You are given the volume of the block and its density. Using those facts you can find its mass.

As far as the forces, like you said earlier there are only 3 forces: Tension down, weight down, and buoyancy up.

Recall Archimedes' principle that the buoyancy force is equal to the weight of the displaced fluid.

 

[Alt+F4]

thanks, I'll be back with more in 5 min. :)

 

[Alt+F4]

You are given the volume of the block and its density.

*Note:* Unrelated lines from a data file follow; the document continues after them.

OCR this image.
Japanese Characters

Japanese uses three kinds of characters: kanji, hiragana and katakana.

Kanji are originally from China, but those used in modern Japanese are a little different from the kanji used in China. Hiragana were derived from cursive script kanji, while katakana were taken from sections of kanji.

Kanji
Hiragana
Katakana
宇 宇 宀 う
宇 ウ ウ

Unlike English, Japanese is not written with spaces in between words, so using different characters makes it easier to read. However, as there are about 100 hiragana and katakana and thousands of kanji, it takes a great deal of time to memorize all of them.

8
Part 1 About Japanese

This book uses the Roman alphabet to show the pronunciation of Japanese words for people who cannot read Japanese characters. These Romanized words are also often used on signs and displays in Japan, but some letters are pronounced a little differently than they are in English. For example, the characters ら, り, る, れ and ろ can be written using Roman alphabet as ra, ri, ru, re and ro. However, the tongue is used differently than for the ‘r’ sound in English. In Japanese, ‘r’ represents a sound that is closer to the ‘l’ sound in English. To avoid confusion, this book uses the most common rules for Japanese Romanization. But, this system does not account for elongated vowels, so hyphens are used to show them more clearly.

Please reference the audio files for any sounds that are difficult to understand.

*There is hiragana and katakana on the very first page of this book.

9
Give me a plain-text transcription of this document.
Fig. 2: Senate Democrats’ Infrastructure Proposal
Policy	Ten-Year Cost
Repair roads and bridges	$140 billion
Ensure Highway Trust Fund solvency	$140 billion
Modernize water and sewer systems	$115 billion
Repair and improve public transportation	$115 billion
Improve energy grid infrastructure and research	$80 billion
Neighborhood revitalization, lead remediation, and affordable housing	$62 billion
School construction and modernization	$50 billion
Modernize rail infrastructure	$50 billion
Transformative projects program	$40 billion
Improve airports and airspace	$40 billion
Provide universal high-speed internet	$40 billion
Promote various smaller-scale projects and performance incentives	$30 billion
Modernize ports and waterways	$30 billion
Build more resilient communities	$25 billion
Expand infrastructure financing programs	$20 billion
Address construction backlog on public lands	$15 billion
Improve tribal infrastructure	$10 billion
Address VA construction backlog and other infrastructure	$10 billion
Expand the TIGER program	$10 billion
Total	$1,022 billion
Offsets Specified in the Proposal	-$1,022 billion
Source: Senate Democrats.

Using those facts you can find its mass.

As far as the forces, like you said earlier there are only 3 forces: Tension down, weight down, and buoyancy up.

Recall Archimedes' principle that the buoyancy force is equal to the weight of the displaced fluid.

ya i got it, there are too many stuff that are same like V= Velocity but then it is Volume in that equation. Crazy

 

[Alt+F4]

http://online.physics.uiuc.edu/cgi/courses/shell/phys101/spring06/prep2a.pl?practice/exam3/sp05 Question 15. ANy trick to finding the quick answer to these. Thanks

 

[dav2008]

Well given that it's a multiple choice you can just see which one of those three equations fits your given information.

You're given that at t=0 s v=11.1 m/s.

 

[Alt+F4]

Thanks alot, i need to ace this exam so sorry for all the questions.

http://online.physics.uiuc.edu/cgi/courses/shell/phys101/spring06/prep2a.pl?practice/exam3/sp05 Question 16

Can i use one of these equations for 15 to just plug in 1.5 and get the V which i can get Kinetic energy from

 

[dav2008]

Well try it and see if you get the right answer.

 

[Alt+F4]

Well try it and see if you get the right answer.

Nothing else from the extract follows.